Every scored multiple-choice section on the LSAT is 35 minutes long. The test has four of these timed sections, plus a separately administered writing portion that gives you 50 minutes total. Here’s how the timing breaks down across each part of the exam.
The Four Multiple-Choice Sections
The first part of the LSAT consists of four 35-minute sections of multiple-choice questions. Three of these sections are scored, and one is an unscored experimental section used by LSAC to test new questions for future exams. The unscored section can be either Reading Comprehension or Logical Reasoning and can appear at any point during the test, so you won’t know which one it is while you’re taking it. You need to treat every section as if it counts.
The scored sections cover two question types:
- Logical Reasoning: 35 minutes per section. You’ll see short passages followed by questions that ask you to identify assumptions, strengthen or weaken arguments, draw conclusions, or spot reasoning flaws.
- Reading Comprehension: 35 minutes per section. You’ll read longer passages on topics from law, humanities, social sciences, and natural sciences, then answer questions about the author’s argument, the passage’s structure, and specific details.

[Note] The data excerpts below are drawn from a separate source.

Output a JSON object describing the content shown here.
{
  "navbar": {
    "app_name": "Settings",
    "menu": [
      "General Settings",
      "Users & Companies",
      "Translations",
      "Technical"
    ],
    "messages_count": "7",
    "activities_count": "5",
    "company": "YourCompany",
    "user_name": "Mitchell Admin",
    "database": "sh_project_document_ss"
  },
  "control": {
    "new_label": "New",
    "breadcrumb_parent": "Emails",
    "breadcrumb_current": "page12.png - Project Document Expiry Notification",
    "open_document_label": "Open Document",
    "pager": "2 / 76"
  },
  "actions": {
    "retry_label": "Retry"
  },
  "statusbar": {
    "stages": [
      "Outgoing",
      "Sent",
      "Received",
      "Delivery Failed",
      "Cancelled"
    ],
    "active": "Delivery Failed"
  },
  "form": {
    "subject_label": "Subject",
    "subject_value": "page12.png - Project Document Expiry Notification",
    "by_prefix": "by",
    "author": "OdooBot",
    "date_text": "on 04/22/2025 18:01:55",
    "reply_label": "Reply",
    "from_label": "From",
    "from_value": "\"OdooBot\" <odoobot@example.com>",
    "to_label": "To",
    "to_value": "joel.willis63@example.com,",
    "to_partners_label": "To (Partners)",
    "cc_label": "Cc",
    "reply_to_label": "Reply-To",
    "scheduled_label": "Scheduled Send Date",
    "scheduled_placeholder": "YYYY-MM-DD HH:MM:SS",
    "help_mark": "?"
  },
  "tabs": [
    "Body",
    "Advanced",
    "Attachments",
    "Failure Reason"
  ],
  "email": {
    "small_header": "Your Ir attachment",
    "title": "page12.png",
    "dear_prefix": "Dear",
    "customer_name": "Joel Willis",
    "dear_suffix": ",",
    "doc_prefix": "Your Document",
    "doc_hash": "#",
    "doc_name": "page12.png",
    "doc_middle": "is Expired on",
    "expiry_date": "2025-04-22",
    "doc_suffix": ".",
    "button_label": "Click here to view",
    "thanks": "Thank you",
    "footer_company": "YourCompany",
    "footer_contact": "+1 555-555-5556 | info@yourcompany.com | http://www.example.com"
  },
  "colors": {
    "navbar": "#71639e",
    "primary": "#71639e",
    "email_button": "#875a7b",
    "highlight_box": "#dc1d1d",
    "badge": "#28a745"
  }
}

Because each section is the same length regardless of type, your total seat time for the multiple-choice portion is 140 minutes (four sections at 35 minutes each), not counting any breaks offered between sections.
LSAT Argumentative Writing
The writing section is a required part of the LSAT, but you don’t take it on the same day as the multiple-choice sections. It’s administered online through LawHub and proctored remotely by Meazure Learning (ProctorU). LSAC makes it available eight days before your scheduled LSAT date, and you can complete it on your own time.
You get 50 minutes total, split into two phases: 15 minutes for prewriting analysis and 35 minutes for essay writing. You’ll be given a prompt that asks you to build an argument, and you’ll need to plan and draft your response within those time limits. The writing sample isn’t scored numerically, but law schools receive a copy of it along with your application, and you must have a completed and approved writing sample in your file before LSAC will release your score.
How Pacing Works in Practice
With 35 minutes per multiple-choice section, your per-question pace depends on how many questions appear. Logical Reasoning sections typically contain around 25 to 26 questions, giving you roughly 80 to 85 seconds per question. Reading Comprehension sections usually have around 26 to 28 questions spread across four passages, which works out to a similar pace but with the added time needed to read each passage before answering.
That per-question budget is tight. Many test-takers find that the challenge isn’t the difficulty of individual questions but running out of time before reaching the last few. Practicing under strict 35-minute conditions is one of the most effective ways to build the speed you’ll need on test day. If you consistently finish with time to spare during practice, you’re in good shape. If you’re regularly leaving three or four questions unanswered, focusing on faster passage reading or learning to skip and return to time-consuming questions can help close the gap.
Total Time on Test Day
Your total testing time for the multiple-choice portion is about two hours and 20 minutes of actual section time. Factor in check-in procedures, instructions between sections, and any scheduled breaks, and you should expect to spend roughly three hours at your testing session. The writing portion adds another 50 minutes on a separate day. All told, the LSAT demands close to three hours and 50 minutes of active test-taking time across both parts.